La situazione del Coronavirus in Ecuador
L’Ecuador è in questo momento nel pieno della pandemia del Coronavirus. Guayaquil in particolare, e la sua provincia Guayas, sono le zone con il maggior numero di casi nel paese. Solo qui si sono registrati oltre 15000 casi ufficiali di contagio e i numeri potrebbero essere molto più grandi. L’emergenza ha creato gravi problemi al sistema di gestione della salute pubblica e ne ha evidenziato i difetti. La situazione è letteralmente fuori controllo. Una delle conseguenze peggiori è stata l’impossibilità di raccogliere e identificare i cadaveri, come ormai tristemente noto a livello internazionale. Le famiglie sono costrette ad abbandonare i morti in strada, per non doverli tenere dentro casa. Ci sono ad oggi più di 8000 morti irregolari nella sola Guayaquil, e decine di cadaveri dispersi. Così scrive Emiliano Guanella, inviato del quotidiano La Stampa
La sindaca Cynthia Viteri ha chiesto al governo di Quito l’autorizzazione per rimuoverli e ha allestito quattro grandi container per conservarli in attesa di trovare spazio nei cimiteri. All’inizio è circolata l’ipotesi di gigantesche fosse comuni, ma le proteste dei famigliari hanno fatto cambiare idea e da mercoledì una squadra speciale è al lavoro giorno e notte per scavare nuove fosse nei camposanti. Dal cimitero Parque de la Paz escono ogni giorno quattro auto che setacciano la città per ritirare i cadaveri, seguendo spesso le indicazioni della Moncada.
La quarantena in Ecuador
Per via dell’altissimo numero di contagiati e del totale collasso del sistema sanitario, la quarantena in Ecuador è più rigorosa che in molti altri paesi. A partire dalle ore 14 vige un vero e proprio coprifuoco ed è possibile uscire di casa solo in situazioni di estrema emergenza. Le automobili possono circolare solamente una volta a settimana, con un’alternanza scandita dall’ultima cifra della targa. La quarantena probabilmente è arrivata con colpevolevo ritardo. Ma non solo, i laboratori pubblici e privati riescono a fare non più di 1400 test al giorno, troppo pochi in rapporto al numero di contagiati e di morti giornalieri.

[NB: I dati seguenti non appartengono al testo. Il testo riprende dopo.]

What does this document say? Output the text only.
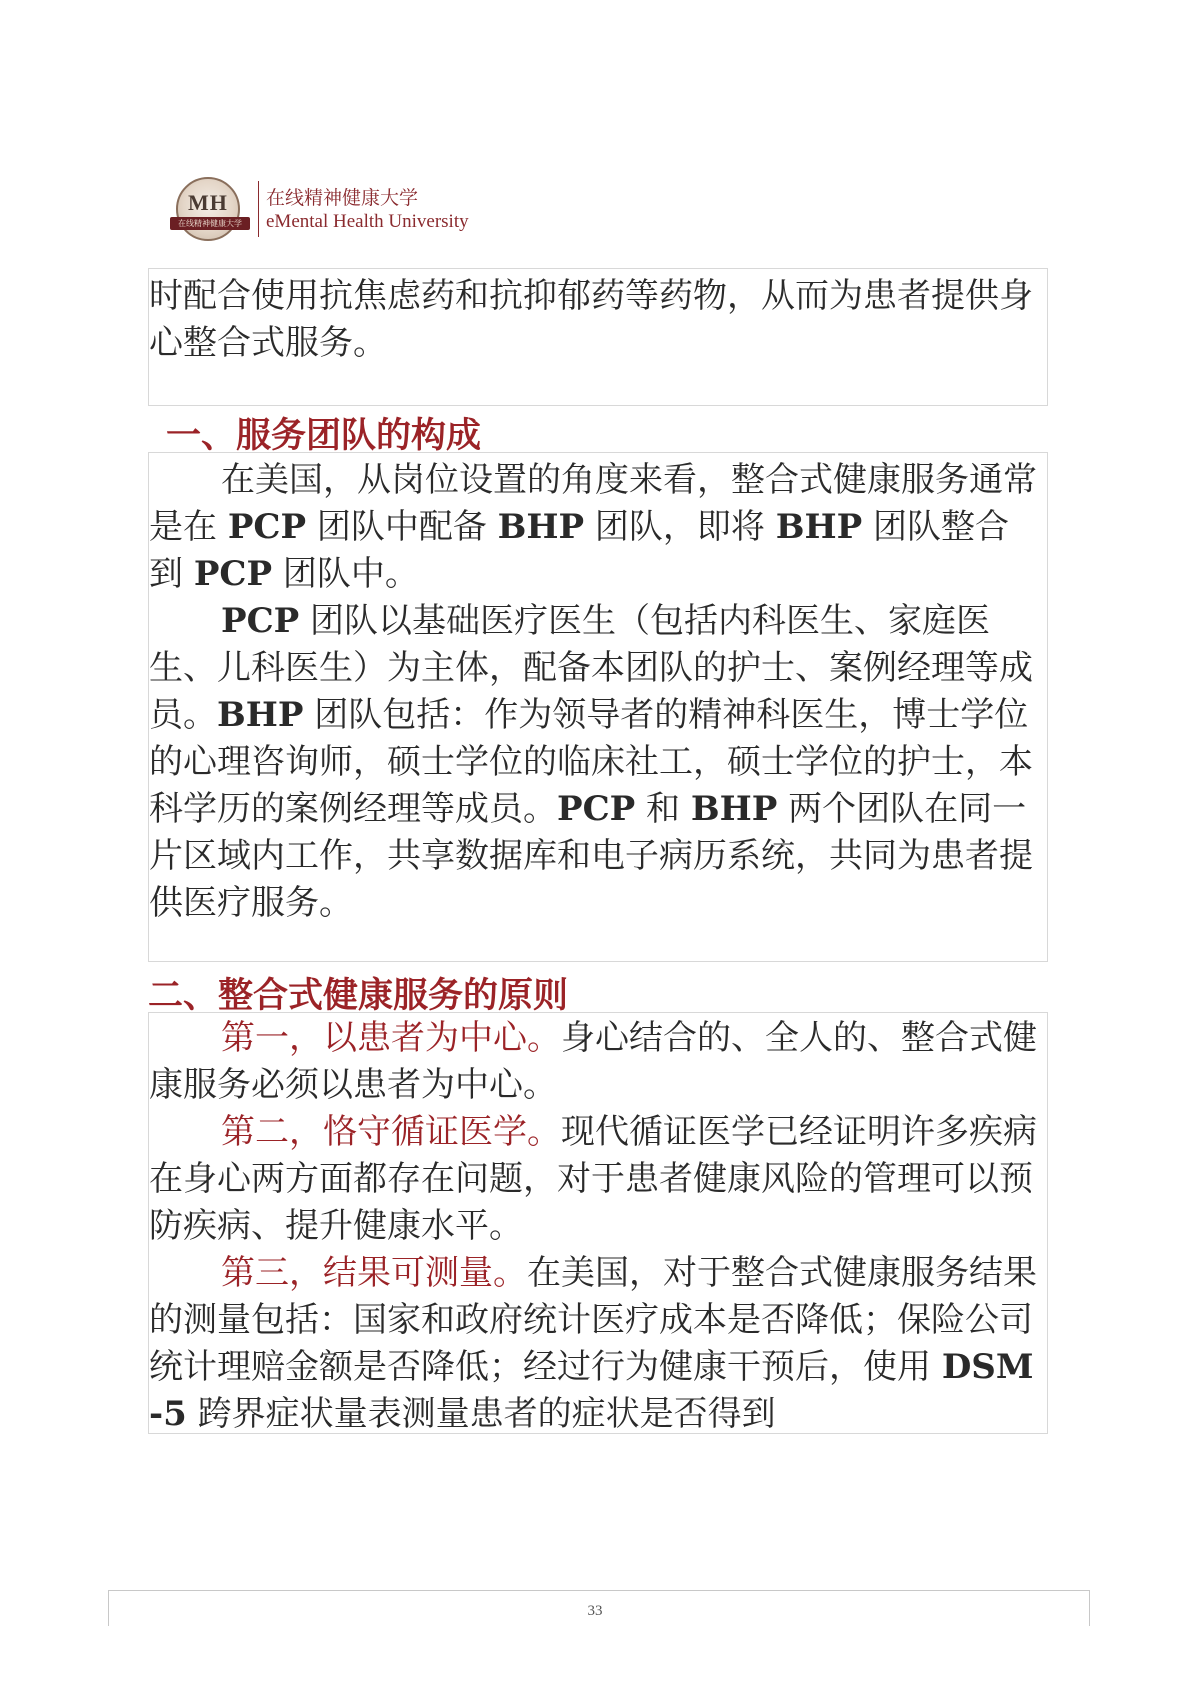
MH
在线精神健康大学
在线精神健康大学
eMental Health University

时配合使用抗焦虑药和抗抑郁药等药物，从而为患者提供身心整合式服务。

一、服务团队的构成

在美国，从岗位设置的角度来看，整合式健康服务通常是在 PCP 团队中配备 BHP 团队，即将 BHP 团队整合到 PCP 团队中。

PCP 团队以基础医疗医生（包括内科医生、家庭医生、儿科医生）为主体，配备本团队的护士、案例经理等成员。BHP 团队包括：作为领导者的精神科医生，博士学位的心理咨询师，硕士学位的临床社工，硕士学位的护士，本科学历的案例经理等成员。PCP 和 BHP 两个团队在同一片区域内工作，共享数据库和电子病历系统，共同为患者提供医疗服务。

二、整合式健康服务的原则

第一，以患者为中心。身心结合的、全人的、整合式健康服务必须以患者为中心。

第二，恪守循证医学。现代循证医学已经证明许多疾病在身心两方面都存在问题，对于患者健康风险的管理可以预防疾病、提升健康水平。

第三，结果可测量。在美国，对于整合式健康服务结果的测量包括：国家和政府统计医疗成本是否降低；保险公司统计理赔金额是否降低；经过行为健康干预后，使用 DSM-5 跨界症状量表测量患者的症状是否得到

33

Credo che le misure di isolamento sociale siano importanti e necessarie. A prescindere da questo, rimane il fatto che molte famiglie a Guayaquil non siano preparate ad affrontare la quarantena. La città è la capitale economica dell’Ecuador, snodo commerciale del traffico nazionale e internazionale. Qui c’è anche uno dei porti più grandi del paese, un paese tra le altre cose ancora in via di sviluppo, dove sono ancora diffuse forme di lavoro informale. Queste attività mantengono molte famiglie che si sono trovate conseguentemente in difficoltà. Sono state prese delle misure come dei buoni contro la povertà o la consegna di generi alimentari. Queste non hanno impedito a molte persone di uscire per cercare di lavorare ed in certi casi di infettarsi. E’ necessaria una consapevolezza ancora maggiore su come agire durante la pandemia e una maggiore organizzazione a livello sanitario, sociale e finanziario.